High Country News had an interesting feature in its most recent edition that’s worth a look. The newsmagazine turns its focus to the Salton Sea, its proposed restoration and the personalities living there.

The inland sea is fed by agricultural runoff that will increasingly satiate San Diegans’ thirst. The San Diego County Water Authority signed a landmark agreement in 2003 to buy some of that water from the Imperial Irrigation District in a pact known as the Quantification Settlement Agreement.
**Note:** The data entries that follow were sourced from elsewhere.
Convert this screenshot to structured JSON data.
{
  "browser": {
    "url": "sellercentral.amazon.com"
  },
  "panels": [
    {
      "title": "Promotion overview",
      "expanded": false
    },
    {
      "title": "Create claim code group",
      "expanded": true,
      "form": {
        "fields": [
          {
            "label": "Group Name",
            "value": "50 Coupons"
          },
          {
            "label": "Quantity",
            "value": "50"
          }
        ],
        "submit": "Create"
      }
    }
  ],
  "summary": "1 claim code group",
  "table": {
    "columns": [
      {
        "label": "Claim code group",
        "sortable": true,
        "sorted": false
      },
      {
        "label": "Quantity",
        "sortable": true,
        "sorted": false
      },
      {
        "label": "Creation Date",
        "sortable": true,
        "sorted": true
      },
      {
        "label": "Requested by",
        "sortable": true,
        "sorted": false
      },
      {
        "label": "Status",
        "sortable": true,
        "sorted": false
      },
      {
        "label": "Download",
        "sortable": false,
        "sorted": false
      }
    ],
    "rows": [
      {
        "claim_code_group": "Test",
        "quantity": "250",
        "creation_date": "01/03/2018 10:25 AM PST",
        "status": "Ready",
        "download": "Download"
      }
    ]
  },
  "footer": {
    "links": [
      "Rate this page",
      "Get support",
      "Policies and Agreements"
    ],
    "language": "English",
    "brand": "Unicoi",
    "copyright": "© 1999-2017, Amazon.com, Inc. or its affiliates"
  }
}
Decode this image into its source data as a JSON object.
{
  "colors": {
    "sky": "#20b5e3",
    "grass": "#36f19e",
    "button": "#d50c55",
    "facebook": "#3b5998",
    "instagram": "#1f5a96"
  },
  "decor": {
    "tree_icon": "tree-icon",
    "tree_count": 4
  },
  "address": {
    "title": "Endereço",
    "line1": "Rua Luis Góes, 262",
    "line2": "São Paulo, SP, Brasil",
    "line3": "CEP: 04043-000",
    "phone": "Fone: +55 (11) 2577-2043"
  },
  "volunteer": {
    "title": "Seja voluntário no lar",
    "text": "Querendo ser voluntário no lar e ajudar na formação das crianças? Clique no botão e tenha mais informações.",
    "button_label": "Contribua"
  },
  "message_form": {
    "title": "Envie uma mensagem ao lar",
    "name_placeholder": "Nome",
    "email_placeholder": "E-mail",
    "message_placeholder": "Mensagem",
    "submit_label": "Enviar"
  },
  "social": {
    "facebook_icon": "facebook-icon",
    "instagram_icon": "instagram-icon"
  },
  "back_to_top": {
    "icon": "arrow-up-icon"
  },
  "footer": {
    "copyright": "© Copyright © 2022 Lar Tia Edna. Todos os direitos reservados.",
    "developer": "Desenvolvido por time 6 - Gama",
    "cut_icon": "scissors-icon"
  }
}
The diversion of water from the sea threatens its future. As that agricultural runoff decreases, the sea will shrink and get saltier. HCN has previously reported on the QSA and gets right to the sea’s character and future in its latest piece, saying:

This bizarre body of water isn’t really a sea at all; it’s a land-locked agricultural drainage sump 35 miles long and 15 miles wide and up to 50 feet deep in places. It sits in the Salton Sink, a below-sea-level trough embedded in one of the hottest deserts in North America. For thousands of years, the dry Salton Sink periodically morphed into a lake whenever the flooding Colorado River silted its own channel, jumped its banks, and careened crazily into the Sink. Because the Salton Sink has no outlet, the floodwater eventually evaporated, and the Sink reverted to a dry lakebed.

Then man stepped in.

The HCN story follows on the heels of a recent Los Angeles Times story looking at a small — and successful — restoration effort happening at the sea. While state plans to preserve habitat haven’t begun, Debi Livesay, a former North County Times reporter, has launched her own project.

The Times says:

Scientists predict that, without drastic action, by 2015 the last of the sport fish will have died off. The 400 species of birds that nest there, including endangered species such as the Reservation California least tern and Yuma clapper rail, will leave soon after.

But while the state’s plan is still on the drawing board, Livesay’s is up and running.